Combining RO-Crates from SSBD, IDR and BIA into a single dump.
BIA crates: https://github.com/BioImage-Archive/gide-ro-crate/tree/main/study_ro_crates
IDR crates: https://github.com/German-BioImaging/idr_study_crates/tree/main/ro-crates
SSBD: https://github.com/openssbd/gide-ro-crate
-
Get the *-ro-crate-metadata.json files, currently via git submodules (see 'collect_crates.py')
-
Validate the RO-Crates using a SHACL profile (see "gide_shapes.ttl" for the profile and "validate_crates.py" for processing)
-
Generate an "index.html" displaying the compliance stats for the crates
TODOS: Add URI-level validation (are ontology entries correct/valid? which ontologies are used?)
TODOS:
- Serialize in RDF
Something like https://github.com/German-BioImaging/idr_study_crates/blob/main/scripts/batch_generate.py#L3102
def write_merged_ttl(
output_path: Path, output_dir: Path, subcrates, index_path: Optional[Path]
) -> None:
try:
from rdflib import Graph
except ImportError as exc:
raise SystemExit(
"rdflib is required to write Turtle output.
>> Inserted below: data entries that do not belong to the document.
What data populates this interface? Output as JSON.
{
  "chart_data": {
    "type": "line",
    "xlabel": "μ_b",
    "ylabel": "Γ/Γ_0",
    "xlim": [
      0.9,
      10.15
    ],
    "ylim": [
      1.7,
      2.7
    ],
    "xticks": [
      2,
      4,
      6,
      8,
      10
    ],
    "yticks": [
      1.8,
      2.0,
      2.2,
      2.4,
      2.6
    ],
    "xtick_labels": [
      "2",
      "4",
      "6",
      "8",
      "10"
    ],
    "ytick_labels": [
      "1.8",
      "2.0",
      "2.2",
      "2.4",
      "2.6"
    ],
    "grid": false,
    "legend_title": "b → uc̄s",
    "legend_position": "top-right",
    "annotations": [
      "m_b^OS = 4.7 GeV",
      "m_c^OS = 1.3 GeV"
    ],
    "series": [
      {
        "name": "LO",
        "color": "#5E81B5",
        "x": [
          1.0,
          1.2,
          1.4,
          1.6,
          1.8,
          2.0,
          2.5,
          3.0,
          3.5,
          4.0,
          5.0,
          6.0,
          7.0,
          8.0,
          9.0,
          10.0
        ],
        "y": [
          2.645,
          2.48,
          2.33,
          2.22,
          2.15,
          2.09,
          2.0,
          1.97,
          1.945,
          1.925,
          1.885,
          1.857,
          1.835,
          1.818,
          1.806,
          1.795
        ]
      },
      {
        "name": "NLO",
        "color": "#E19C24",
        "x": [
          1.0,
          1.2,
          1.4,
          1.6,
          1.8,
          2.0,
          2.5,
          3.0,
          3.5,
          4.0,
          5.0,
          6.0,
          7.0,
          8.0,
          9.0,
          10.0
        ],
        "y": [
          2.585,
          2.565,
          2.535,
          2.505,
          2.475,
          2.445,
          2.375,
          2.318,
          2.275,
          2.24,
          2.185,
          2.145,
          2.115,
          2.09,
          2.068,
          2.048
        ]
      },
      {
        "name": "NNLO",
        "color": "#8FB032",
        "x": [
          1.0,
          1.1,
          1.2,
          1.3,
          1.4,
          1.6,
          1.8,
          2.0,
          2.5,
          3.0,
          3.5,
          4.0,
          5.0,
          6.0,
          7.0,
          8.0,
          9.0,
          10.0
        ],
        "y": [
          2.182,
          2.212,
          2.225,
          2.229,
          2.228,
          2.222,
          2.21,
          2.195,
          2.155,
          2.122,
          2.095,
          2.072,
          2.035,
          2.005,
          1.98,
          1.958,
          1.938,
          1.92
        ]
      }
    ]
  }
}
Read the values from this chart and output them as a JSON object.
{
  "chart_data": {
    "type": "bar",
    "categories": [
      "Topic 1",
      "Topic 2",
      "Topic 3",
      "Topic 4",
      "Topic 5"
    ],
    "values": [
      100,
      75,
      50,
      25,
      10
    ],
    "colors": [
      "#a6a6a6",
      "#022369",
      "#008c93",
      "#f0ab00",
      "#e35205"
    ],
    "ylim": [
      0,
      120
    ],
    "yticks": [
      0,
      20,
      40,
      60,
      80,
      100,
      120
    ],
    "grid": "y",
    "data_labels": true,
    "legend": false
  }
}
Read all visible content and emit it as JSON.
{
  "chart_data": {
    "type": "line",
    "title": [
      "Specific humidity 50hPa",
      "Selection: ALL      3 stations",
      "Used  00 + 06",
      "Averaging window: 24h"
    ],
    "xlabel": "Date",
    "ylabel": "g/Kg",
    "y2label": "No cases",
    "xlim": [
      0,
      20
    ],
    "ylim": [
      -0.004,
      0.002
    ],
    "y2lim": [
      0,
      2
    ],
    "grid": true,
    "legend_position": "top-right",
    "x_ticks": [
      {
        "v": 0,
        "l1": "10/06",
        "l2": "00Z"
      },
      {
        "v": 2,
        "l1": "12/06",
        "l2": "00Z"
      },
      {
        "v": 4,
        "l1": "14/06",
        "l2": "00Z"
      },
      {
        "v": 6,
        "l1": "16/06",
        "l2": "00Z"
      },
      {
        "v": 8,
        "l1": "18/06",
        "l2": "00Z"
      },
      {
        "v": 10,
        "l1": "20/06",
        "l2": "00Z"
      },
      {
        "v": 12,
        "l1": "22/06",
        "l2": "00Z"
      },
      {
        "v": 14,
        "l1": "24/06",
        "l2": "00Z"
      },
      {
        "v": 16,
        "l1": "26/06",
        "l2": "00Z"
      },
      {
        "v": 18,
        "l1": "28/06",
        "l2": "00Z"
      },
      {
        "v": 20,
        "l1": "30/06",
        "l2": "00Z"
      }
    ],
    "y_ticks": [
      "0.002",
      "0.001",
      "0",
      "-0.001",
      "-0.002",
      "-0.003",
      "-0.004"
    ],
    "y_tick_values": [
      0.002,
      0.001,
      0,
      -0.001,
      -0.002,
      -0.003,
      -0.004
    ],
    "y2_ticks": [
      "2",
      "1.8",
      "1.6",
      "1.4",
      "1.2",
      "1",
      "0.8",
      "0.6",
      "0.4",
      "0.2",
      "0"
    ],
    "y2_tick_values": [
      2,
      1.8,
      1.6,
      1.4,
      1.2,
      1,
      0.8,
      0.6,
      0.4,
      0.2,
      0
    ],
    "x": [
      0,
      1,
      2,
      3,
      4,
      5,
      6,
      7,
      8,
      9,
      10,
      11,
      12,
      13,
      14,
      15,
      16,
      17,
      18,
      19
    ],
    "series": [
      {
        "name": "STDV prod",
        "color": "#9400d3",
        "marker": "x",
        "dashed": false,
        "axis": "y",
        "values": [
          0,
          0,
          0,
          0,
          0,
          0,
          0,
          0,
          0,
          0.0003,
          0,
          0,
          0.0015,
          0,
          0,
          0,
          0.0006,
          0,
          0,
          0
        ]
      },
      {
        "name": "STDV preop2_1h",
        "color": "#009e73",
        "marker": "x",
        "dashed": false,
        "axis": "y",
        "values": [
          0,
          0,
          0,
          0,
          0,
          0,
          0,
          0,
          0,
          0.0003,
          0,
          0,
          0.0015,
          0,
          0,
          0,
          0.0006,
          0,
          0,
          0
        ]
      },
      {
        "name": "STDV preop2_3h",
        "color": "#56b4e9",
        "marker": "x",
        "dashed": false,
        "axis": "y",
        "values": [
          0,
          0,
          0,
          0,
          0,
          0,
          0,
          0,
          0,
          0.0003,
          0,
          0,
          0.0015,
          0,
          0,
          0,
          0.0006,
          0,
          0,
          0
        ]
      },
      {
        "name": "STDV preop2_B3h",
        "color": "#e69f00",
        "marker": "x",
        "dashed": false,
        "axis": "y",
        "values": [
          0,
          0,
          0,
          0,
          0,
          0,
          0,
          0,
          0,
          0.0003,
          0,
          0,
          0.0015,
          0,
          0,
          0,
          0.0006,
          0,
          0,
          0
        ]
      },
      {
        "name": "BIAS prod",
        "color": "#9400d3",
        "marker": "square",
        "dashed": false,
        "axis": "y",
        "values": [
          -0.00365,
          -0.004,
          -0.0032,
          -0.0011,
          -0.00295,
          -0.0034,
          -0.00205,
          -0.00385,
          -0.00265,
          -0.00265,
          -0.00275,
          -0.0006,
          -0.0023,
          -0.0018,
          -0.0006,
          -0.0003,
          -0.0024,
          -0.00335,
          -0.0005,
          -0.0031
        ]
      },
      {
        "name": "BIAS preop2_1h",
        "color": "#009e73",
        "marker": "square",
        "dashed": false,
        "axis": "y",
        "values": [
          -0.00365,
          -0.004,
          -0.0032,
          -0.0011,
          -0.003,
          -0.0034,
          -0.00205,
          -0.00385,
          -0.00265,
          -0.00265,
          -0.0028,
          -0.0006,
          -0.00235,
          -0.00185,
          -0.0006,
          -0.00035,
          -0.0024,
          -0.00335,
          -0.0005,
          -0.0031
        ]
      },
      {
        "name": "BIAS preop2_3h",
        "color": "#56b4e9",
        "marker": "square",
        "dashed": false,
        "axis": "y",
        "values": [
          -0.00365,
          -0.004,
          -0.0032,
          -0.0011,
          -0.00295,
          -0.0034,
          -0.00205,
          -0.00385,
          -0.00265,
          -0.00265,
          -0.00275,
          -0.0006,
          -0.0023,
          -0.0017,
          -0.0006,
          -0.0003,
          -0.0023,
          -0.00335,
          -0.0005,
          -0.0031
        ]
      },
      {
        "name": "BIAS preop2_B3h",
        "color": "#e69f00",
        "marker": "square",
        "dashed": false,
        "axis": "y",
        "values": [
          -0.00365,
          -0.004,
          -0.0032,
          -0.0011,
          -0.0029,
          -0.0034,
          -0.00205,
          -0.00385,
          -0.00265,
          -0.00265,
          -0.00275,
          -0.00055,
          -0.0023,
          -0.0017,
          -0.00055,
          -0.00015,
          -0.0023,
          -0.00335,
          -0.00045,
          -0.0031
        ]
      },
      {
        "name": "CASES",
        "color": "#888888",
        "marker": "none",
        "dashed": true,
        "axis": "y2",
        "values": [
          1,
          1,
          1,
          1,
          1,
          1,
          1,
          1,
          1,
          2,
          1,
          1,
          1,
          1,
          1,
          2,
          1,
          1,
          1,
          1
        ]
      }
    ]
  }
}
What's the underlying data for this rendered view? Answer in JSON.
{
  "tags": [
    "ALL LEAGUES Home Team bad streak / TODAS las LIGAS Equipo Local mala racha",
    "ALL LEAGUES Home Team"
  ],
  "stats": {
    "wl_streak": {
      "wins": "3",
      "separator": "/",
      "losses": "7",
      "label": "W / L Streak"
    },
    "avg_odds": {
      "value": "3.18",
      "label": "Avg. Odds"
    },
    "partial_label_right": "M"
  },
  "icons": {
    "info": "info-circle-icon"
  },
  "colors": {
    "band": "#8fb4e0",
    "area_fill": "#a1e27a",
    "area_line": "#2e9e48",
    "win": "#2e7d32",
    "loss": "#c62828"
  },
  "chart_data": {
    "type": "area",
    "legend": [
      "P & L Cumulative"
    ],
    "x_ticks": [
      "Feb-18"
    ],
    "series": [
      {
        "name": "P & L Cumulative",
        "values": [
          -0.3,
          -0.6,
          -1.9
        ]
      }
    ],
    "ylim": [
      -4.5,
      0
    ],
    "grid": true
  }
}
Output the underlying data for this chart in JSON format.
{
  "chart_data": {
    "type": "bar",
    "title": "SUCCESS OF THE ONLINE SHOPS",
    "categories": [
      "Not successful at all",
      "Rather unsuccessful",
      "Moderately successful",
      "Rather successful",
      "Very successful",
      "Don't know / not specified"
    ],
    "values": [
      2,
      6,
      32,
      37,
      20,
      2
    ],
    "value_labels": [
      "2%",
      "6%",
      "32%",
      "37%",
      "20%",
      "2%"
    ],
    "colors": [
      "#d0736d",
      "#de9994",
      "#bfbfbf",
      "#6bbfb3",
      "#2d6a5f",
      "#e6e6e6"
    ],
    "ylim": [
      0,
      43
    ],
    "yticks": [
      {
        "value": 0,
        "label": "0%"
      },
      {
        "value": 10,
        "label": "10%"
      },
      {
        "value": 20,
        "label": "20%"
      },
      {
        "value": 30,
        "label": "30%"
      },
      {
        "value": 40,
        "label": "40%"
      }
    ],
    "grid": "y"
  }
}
Run with `uv run` or install via `python3 -m pip install rdflib`."
) from exc
from rdflib.plugins.shared.jsonld import context as jsonld_context
graph = Graph()
original_fetch = jsonld_context.Context._fetch_context
def _fetch_context(self, source: str, base: Optional[str], referenced_contexts): # type: ignore[no-untyped-def]
source_url = urljoin(base or "", source)
if source_url == RO_CRATE_CONTEXT_URL:
return RO_CRATE_CONTEXT_FALLBACK
return original_fetch(self, source, base, referenced_contexts)
jsonld_context.Context._fetch_context = _fetch_context
try:
if index_path is not None:
index_data = json.loads(index_path.read_text(encoding="utf-8"))
index_base = crate_base_iri(index_data, index_path.resolve().as_uri())
graph.parse(
data=json.dumps(index_data), format="json-ld", publicID=index_base
)
for descriptor_file, crate in subcrates:
crate_path = (output_dir / descriptor_file).resolve()
crate_base = crate_base_iri(crate, crate_path.as_uri())
graph.parse(data=json.dumps(crate), format="json-ld", publicID=crate_base)
finally:
jsonld_context.Context._fetch_context = original_fetch
output_path.parent.mkdir(parents=True, exist_ok=True)
graph.serialize(destination=str(output_path), format="turtle")- Output to Zenodo or something as a GIDE deliverable
-
Enrich with upper terms from FBbi and NCBITaxon (see https://github.com/German-BioImaging/idr_study_crates/blob/main/scripts/join_with_fbbi_and_ncbitaxon.py)
-
Upload as a dataset to Triply (via API, ideally)
-
Set up a fork of https://github.com/German-BioImaging/idr-sparnatural pointing to the joint endpoint.